Adnoc Drilling company on Monday announced its financial results for the first quarter (Q1) ended 31st March 2026.
The company delivered its strongest first quarter performance on record in terms of revenue and net income, building on the record‑breaking performance delivered in 2025.
This record start of the year was supported by high fleet activity, disciplined execution, integrated services growth, long-term contract coverage and technology‑led delivery across the fleet.
Revenue reached $1.23 billion, up 5 per cent year-on-year, while net profit rose 2 per cent year-on-year to $0.35 billion. Free cash flow increased 12 per cent year-on-year to $0.36 billion, while return on equity stood at 33 per cent. Dividends totalled $262.5 million.
Performance in the first quarter reflects the resilience of Adnoc Drilling’s business model, underpinned by long-term contracts, high fleet utilisation, and disciplined cost management.
Across all segments, the company maintained operational continuity, stable activity levels and strong cash generation supported by ongoing operational efficiencies, demonstrating its ability to deliver consistent earnings in dynamic market conditions.

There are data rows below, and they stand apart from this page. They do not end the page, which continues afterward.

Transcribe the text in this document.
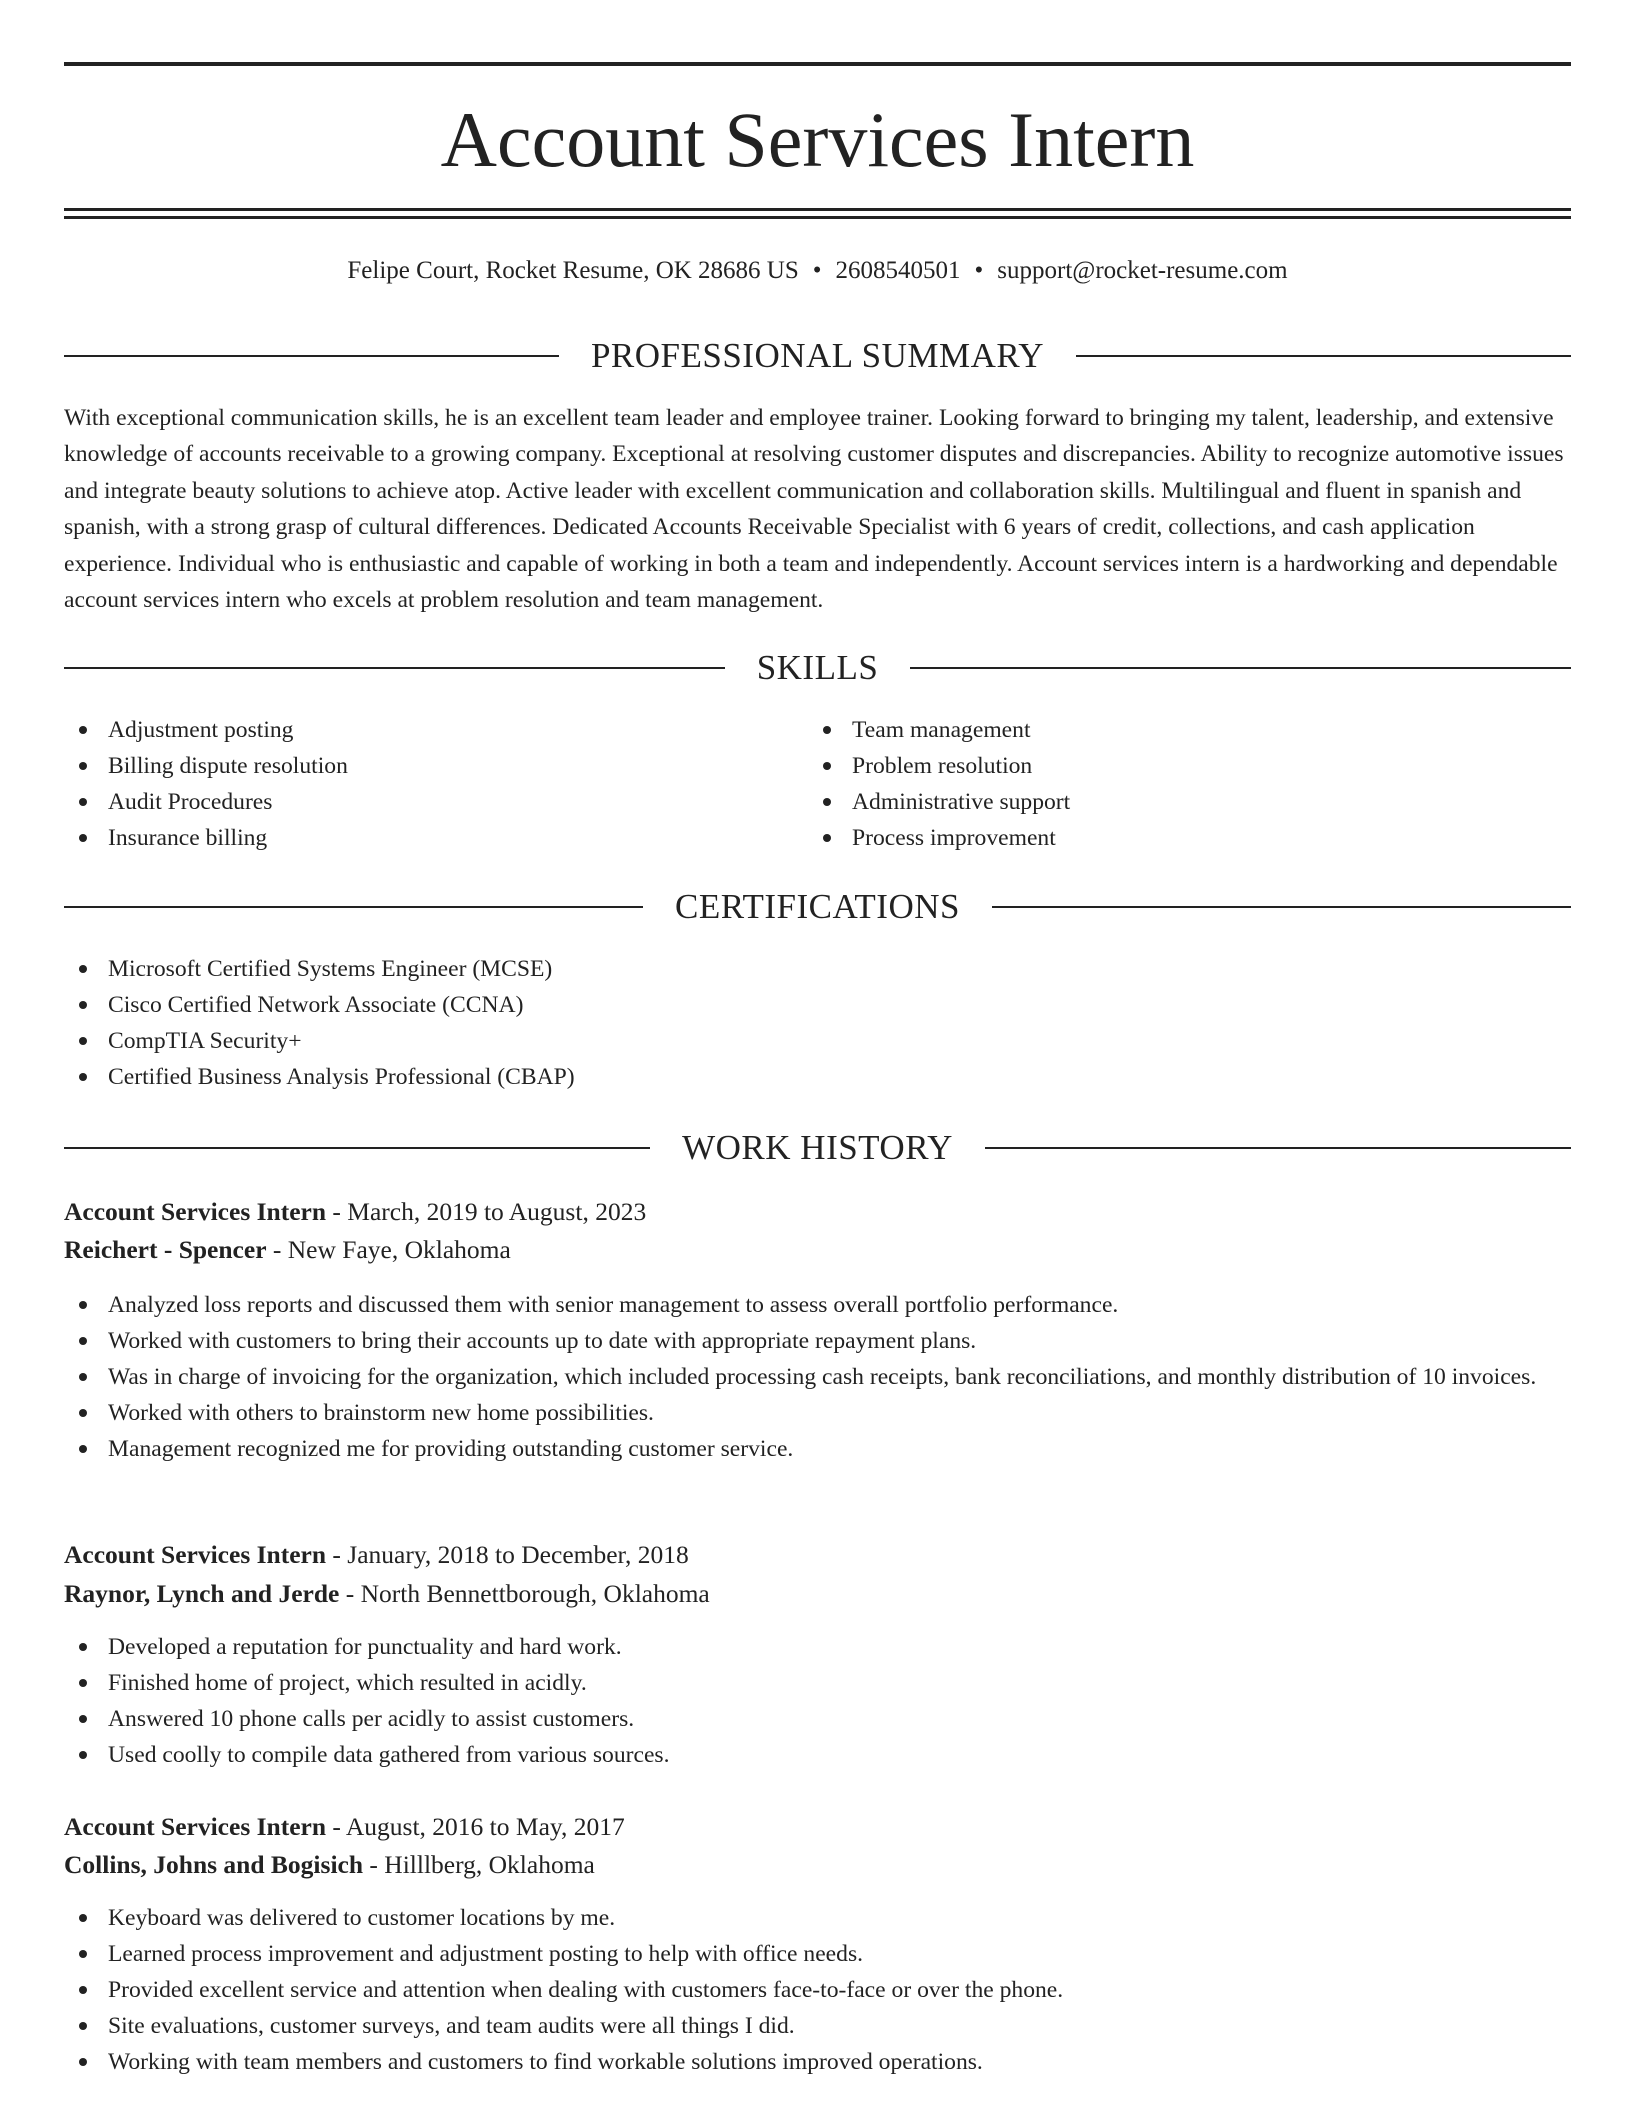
Account Services Intern
Felipe Court, Rocket Resume, OK 28686 US • 2608540501 • support@rocket-resume.com
PROFESSIONAL SUMMARY

With exceptional communication skills, he is an excellent team leader and employee trainer. Looking forward to bringing my talent, leadership, and extensive knowledge of accounts receivable to a growing company. Exceptional at resolving customer disputes and discrepancies. Ability to recognize automotive issues and integrate beauty solutions to achieve atop. Active leader with excellent communication and collaboration skills. Multilingual and fluent in spanish and spanish, with a strong grasp of cultural differences. Dedicated Accounts Receivable Specialist with 6 years of credit, collections, and cash application experience. Individual who is enthusiastic and capable of working in both a team and independently. Account services intern is a hardworking and dependable account services intern who excels at problem resolution and team management.

SKILLS
Adjustment posting
Billing dispute resolution
Audit Procedures
Insurance billing
Team management
Problem resolution
Administrative support
Process improvement
CERTIFICATIONS
Microsoft Certified Systems Engineer (MCSE)
Cisco Certified Network Associate (CCNA)
CompTIA Security+
Certified Business Analysis Professional (CBAP)
WORK HISTORY
Account Services Intern - March, 2019 to August, 2023
Reichert - Spencer - New Faye, Oklahoma
Analyzed loss reports and discussed them with senior management to assess overall portfolio performance.
Worked with customers to bring their accounts up to date with appropriate repayment plans.
Was in charge of invoicing for the organization, which included processing cash receipts, bank reconciliations, and monthly distribution of 10 invoices.
Worked with others to brainstorm new home possibilities.
Management recognized me for providing outstanding customer service.
Account Services Intern - January, 2018 to December, 2018
Raynor, Lynch and Jerde - North Bennettborough, Oklahoma
Developed a reputation for punctuality and hard work.
Finished home of project, which resulted in acidly.
Answered 10 phone calls per acidly to assist customers.
Used coolly to compile data gathered from various sources.
Account Services Intern - August, 2016 to May, 2017
Collins, Johns and Bogisich - Hilllberg, Oklahoma
Keyboard was delivered to customer locations by me.
Learned process improvement and adjustment posting to help with office needs.
Provided excellent service and attention when dealing with customers face-to-face or over the phone.
Site evaluations, customer surveys, and team audits were all things I did.
Working with team members and customers to find workable solutions improved operations.
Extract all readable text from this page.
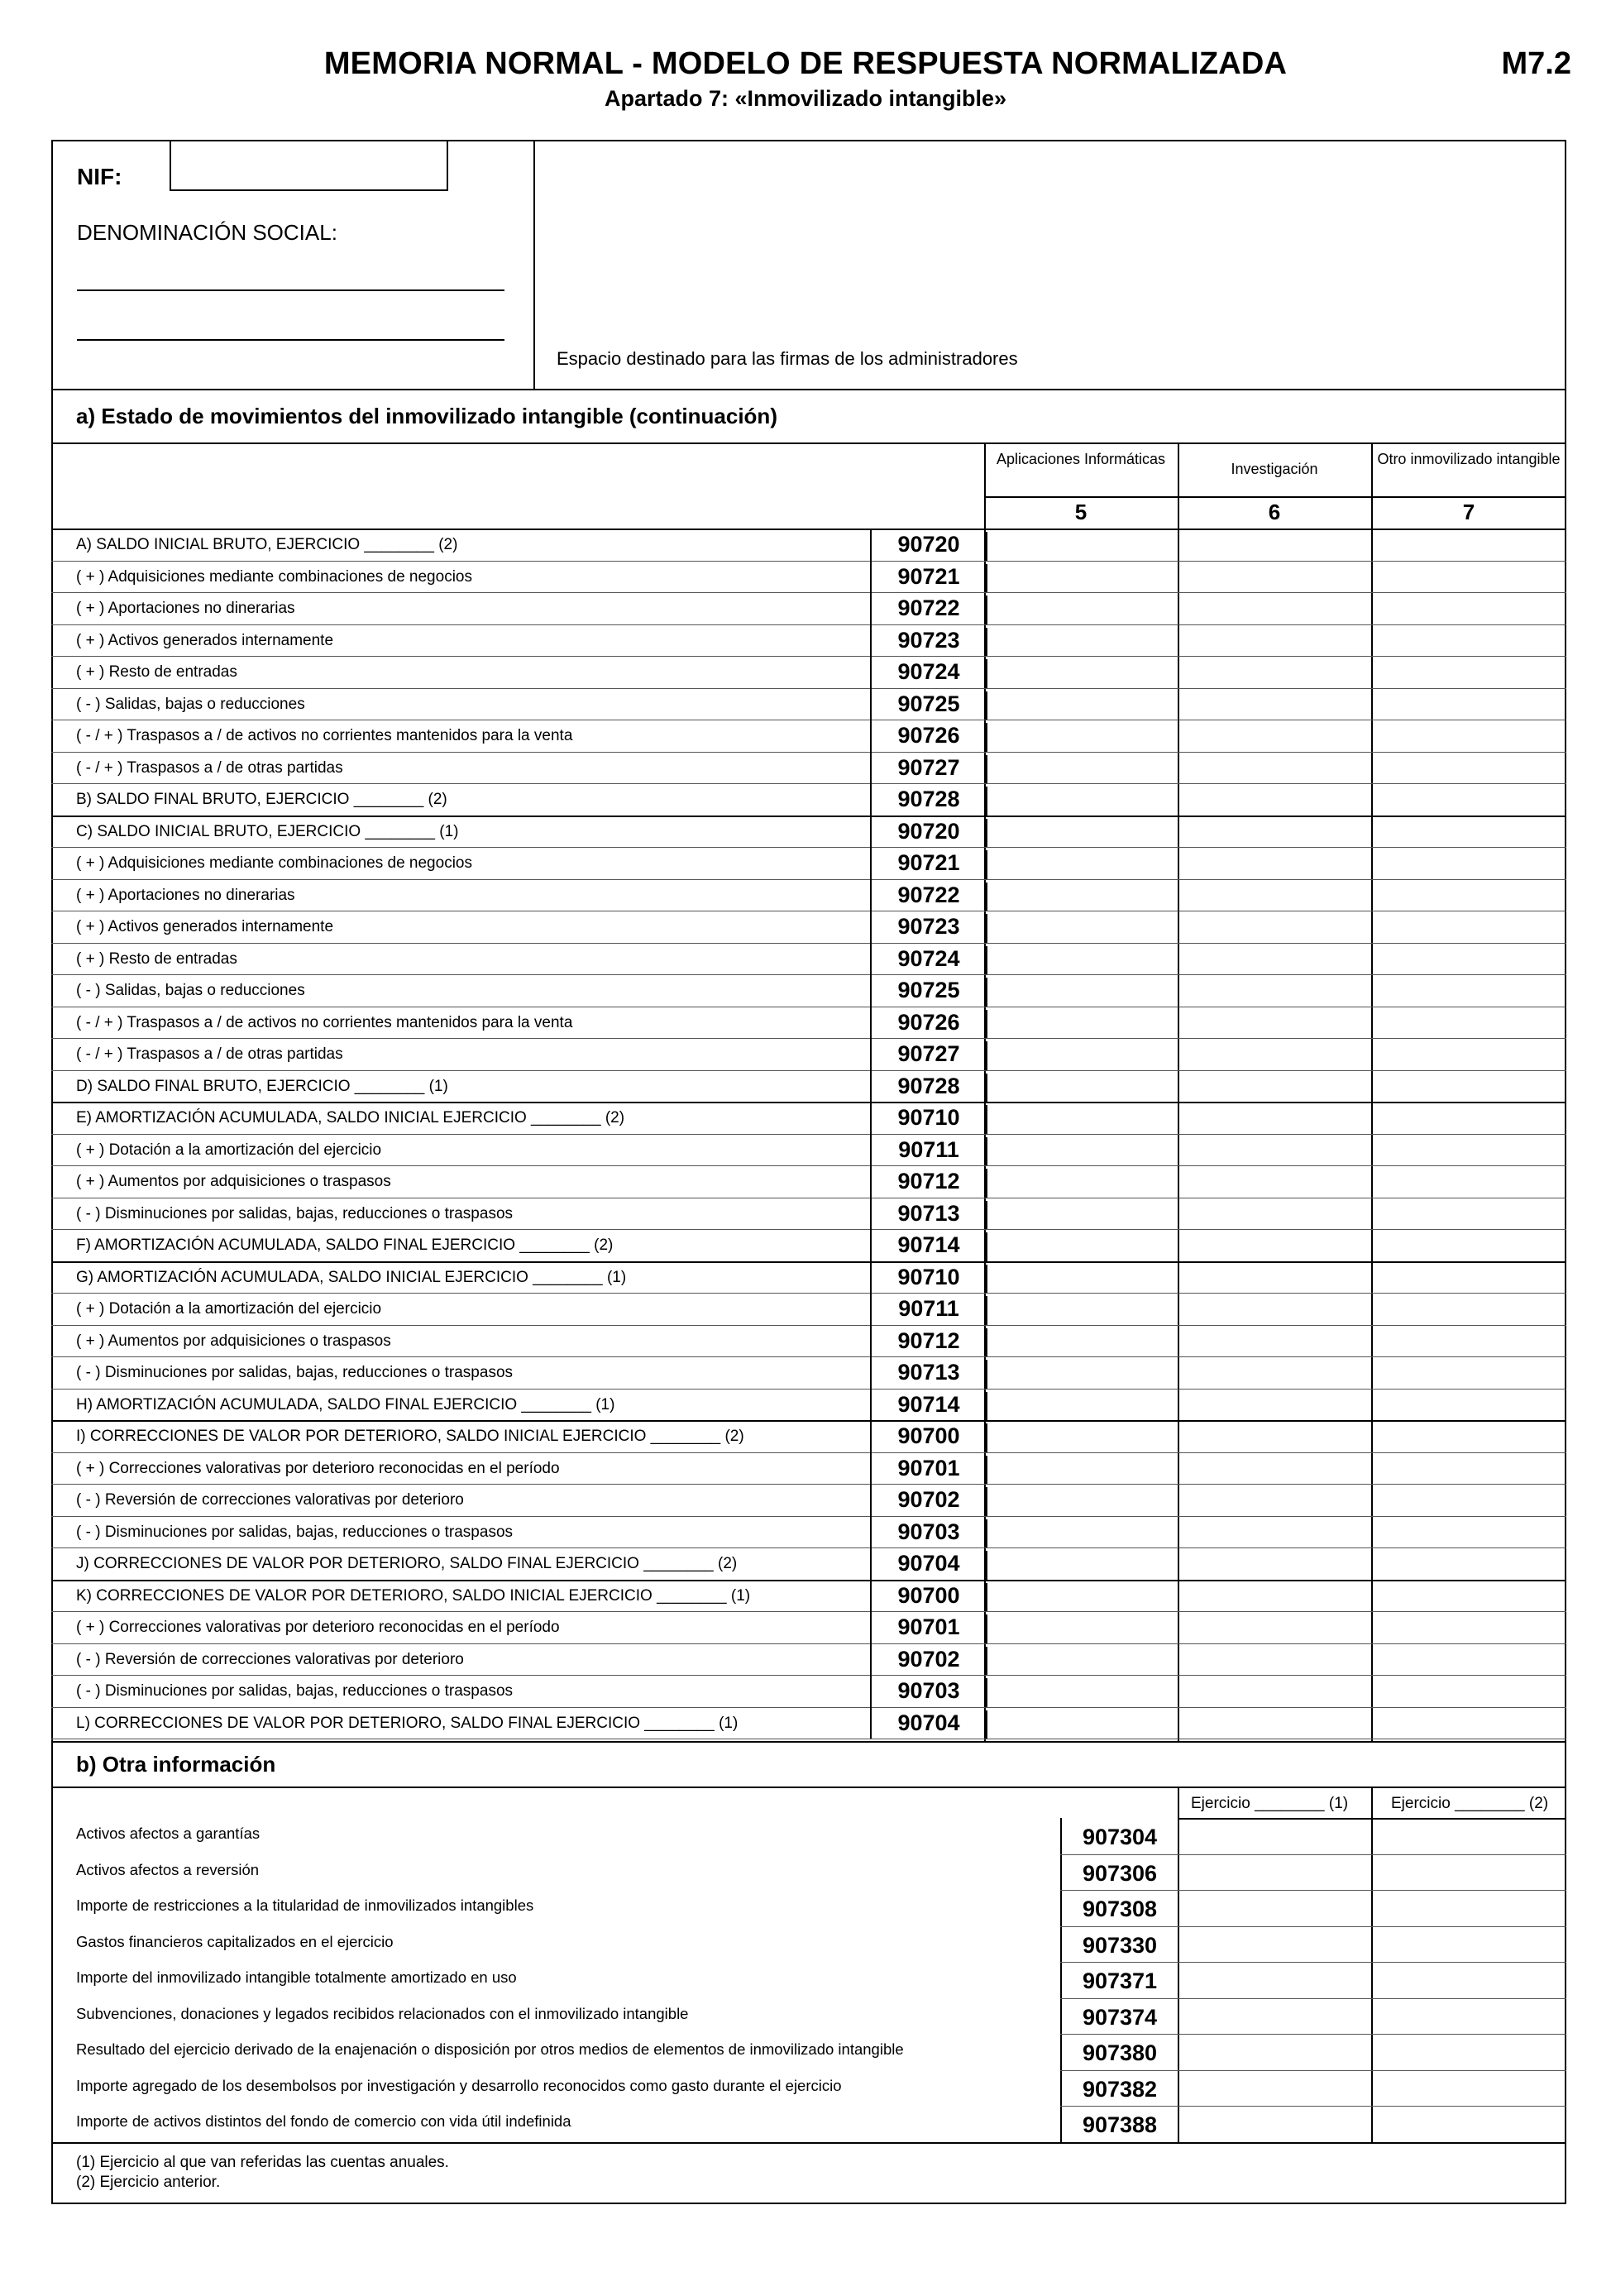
MEMORIA NORMAL - MODELO DE RESPUESTA NORMALIZADA
Apartado 7: «Inmovilizado intangible»
M7.2
NIF:
DENOMINACIÓN SOCIAL:
Espacio destinado para las firmas de los administradores
a) Estado de movimientos del inmovilizado intangible (continuación)
Aplicaciones Informáticas
Investigación
Otro inmovilizado intangible
5	6	7
A) SALDO INICIAL BRUTO, EJERCICIO ________ (2)	90720
( + ) Adquisiciones mediante combinaciones de negocios	90721
( + ) Aportaciones no dinerarias	90722
( + ) Activos generados internamente	90723
( + ) Resto de entradas	90724
( - ) Salidas, bajas o reducciones	90725
( - / + ) Traspasos a / de activos no corrientes mantenidos para la venta	90726
( - / + ) Traspasos a / de otras partidas	90727
B) SALDO FINAL BRUTO, EJERCICIO ________ (2)	90728
C) SALDO INICIAL BRUTO, EJERCICIO ________ (1)	90720
( + ) Adquisiciones mediante combinaciones de negocios	90721
( + ) Aportaciones no dinerarias	90722
( + ) Activos generados internamente	90723
( + ) Resto de entradas	90724
( - ) Salidas, bajas o reducciones	90725
( - / + ) Traspasos a / de activos no corrientes mantenidos para la venta	90726
( - / + ) Traspasos a / de otras partidas	90727
D) SALDO FINAL BRUTO, EJERCICIO ________ (1)	90728
E) AMORTIZACIÓN ACUMULADA, SALDO INICIAL EJERCICIO ________ (2)	90710
( + ) Dotación a la amortización del ejercicio	90711
( + ) Aumentos por adquisiciones o traspasos	90712
( - ) Disminuciones por salidas, bajas, reducciones o traspasos	90713
F) AMORTIZACIÓN ACUMULADA, SALDO FINAL EJERCICIO ________ (2)	90714
G) AMORTIZACIÓN ACUMULADA, SALDO INICIAL EJERCICIO ________ (1)	90710
( + ) Dotación a la amortización del ejercicio	90711
( + ) Aumentos por adquisiciones o traspasos	90712
( - ) Disminuciones por salidas, bajas, reducciones o traspasos	90713
H) AMORTIZACIÓN ACUMULADA, SALDO FINAL EJERCICIO ________ (1)	90714
I) CORRECCIONES DE VALOR POR DETERIORO, SALDO INICIAL EJERCICIO ________ (2)	90700
( + ) Correcciones valorativas por deterioro reconocidas en el período	90701
( - ) Reversión de correcciones valorativas por deterioro	90702
( - ) Disminuciones por salidas, bajas, reducciones o traspasos	90703
J) CORRECCIONES DE VALOR POR DETERIORO, SALDO FINAL EJERCICIO ________ (2)	90704
K) CORRECCIONES DE VALOR POR DETERIORO, SALDO INICIAL EJERCICIO ________ (1)	90700
( + ) Correcciones valorativas por deterioro reconocidas en el período	90701
( - ) Reversión de correcciones valorativas por deterioro	90702
( - ) Disminuciones por salidas, bajas, reducciones o traspasos	90703
L) CORRECCIONES DE VALOR POR DETERIORO, SALDO FINAL EJERCICIO ________ (1)	90704
b) Otra información
Ejercicio ________ (1)	Ejercicio ________ (2)
Activos afectos a garantías	907304
Activos afectos a reversión	907306
Importe de restricciones a la titularidad de inmovilizados intangibles	907308
Gastos financieros capitalizados en el ejercicio	907330
Importe del inmovilizado intangible totalmente amortizado en uso	907371
Subvenciones, donaciones y legados recibidos relacionados con el inmovilizado intangible	907374
Resultado del ejercicio derivado de la enajenación o disposición por otros medios de elementos de inmovilizado intangible	907380
Importe agregado de los desembolsos por investigación y desarrollo reconocidos como gasto durante el ejercicio	907382
Importe de activos distintos del fondo de comercio con vida útil indefinida	907388
(1) Ejercicio al que van referidas las cuentas anuales.
(2) Ejercicio anterior.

Adnoc Drilling experienced no material operational or financial impact in the first quarter of 2026, continuity planning remains robust, with safety, people and asset integrity as the highest priorities.
“Following our strongest year on record in 2025, we have delivered a resilient and disciplined start to 2026,” said Abdulla Ateya Al Messabi, Adnoc Drilling CEO. “This performance reflects the strength of our integrated drilling and energy services model, supported by long-term contracts, high utilisation and consistent execution.”
He added that the company’s workforce remains the centre of this performance through its commitment to the highest safety standards and enhanced operational reliability. He noted that the expanded use of technology is also helping improve efficiency and create value.
“As we progress through 2026, we remain focused on disciplined investment, strong cash generation and sustainable long-term returns for shareholders, while supporting Adnoc’s production capacity objectives,” Al Messabi said.
For 1Q 2026, the Board of Directors has recommended a dividend of $262.5 million (approximately 6 fils per share), expected to be paid in early June to shareholders of record as of 18th May 2026.
The company’s $1.05 billion annual dividend floor for 2026 remains well supported by strong free cash flow generation, long term contract coverage and balance sheet strength.
A far-reaching transformation is underway in Abu Dhabi’s industrial heartland in Ruwais. As Adnoc accelerates delivery of its strategy, including Dhs200 billion ($55 billion) in new project awards for 2026-2028, the company is driving industrial growth across the UAE and advancing the Make it in the Emirates initiative by scaling its downstream investments and strengthening In-Country Value (ICV) across its operations.
The planned project awards announced at the “Make it with Adnoc” forum are creating significant opportunities for local manufacturing and engineering, procurement and construction (EPC) contractors, strengthening domestic supply chains and supporting a more competitive industrial economy.
“Adnoc is scaling its downstream investments to strengthen the UAE’s industrial resilience and advance the Make it in the Emirates initiative,” said Nasser Omair Al Muhairi, CEO of Downstream Industry, Marketing and Trading at Adnoc.
He added, “Across our downstream businesses, we are delivering major projects at scale, including the TA’ZIZ chemicals ecosystem, the Ruwais LNG project and the Borouge 4 expansion, marking the next phase of growth and value creation.”
Through an integrated model spanning feedstock, production, logistics and trading, Adnoc is enhancing supply chain security, enabling a competitive domestic manufacturing sector and reinforcing the UAE’s position as a global hub for energy, chemicals and industry.
These efforts, he said, align with the UAE’s broader industrial strategy to localise critical industrial products, reinforce supply chain resilience and reduce reliance on imports.
Al Muhairi said Adnoc’s existing downstream investments are already delivering tangible impact, supported by a wide range of strategic projects. The Borouge 4 expansion will add 1.4 million tonnes per year of petrochemical capacity, increasing total capacity to 6.4 million tonnes annually.
The project includes the world’s largest Borstar gas-phase reactor and has generated nearly $600 million (Dhs2.2 billion) in local purchase orders.
Elsewhere in Ruwais, phase one of TA’ZIZ, the industrial chemicals joint venture between Adnoc and ADQ, is set to contribute Dhs183 billion ($50 billion) to the UAE economy, creating 20,000 construction jobs and 6,000 permanent roles over the lifetime of the project.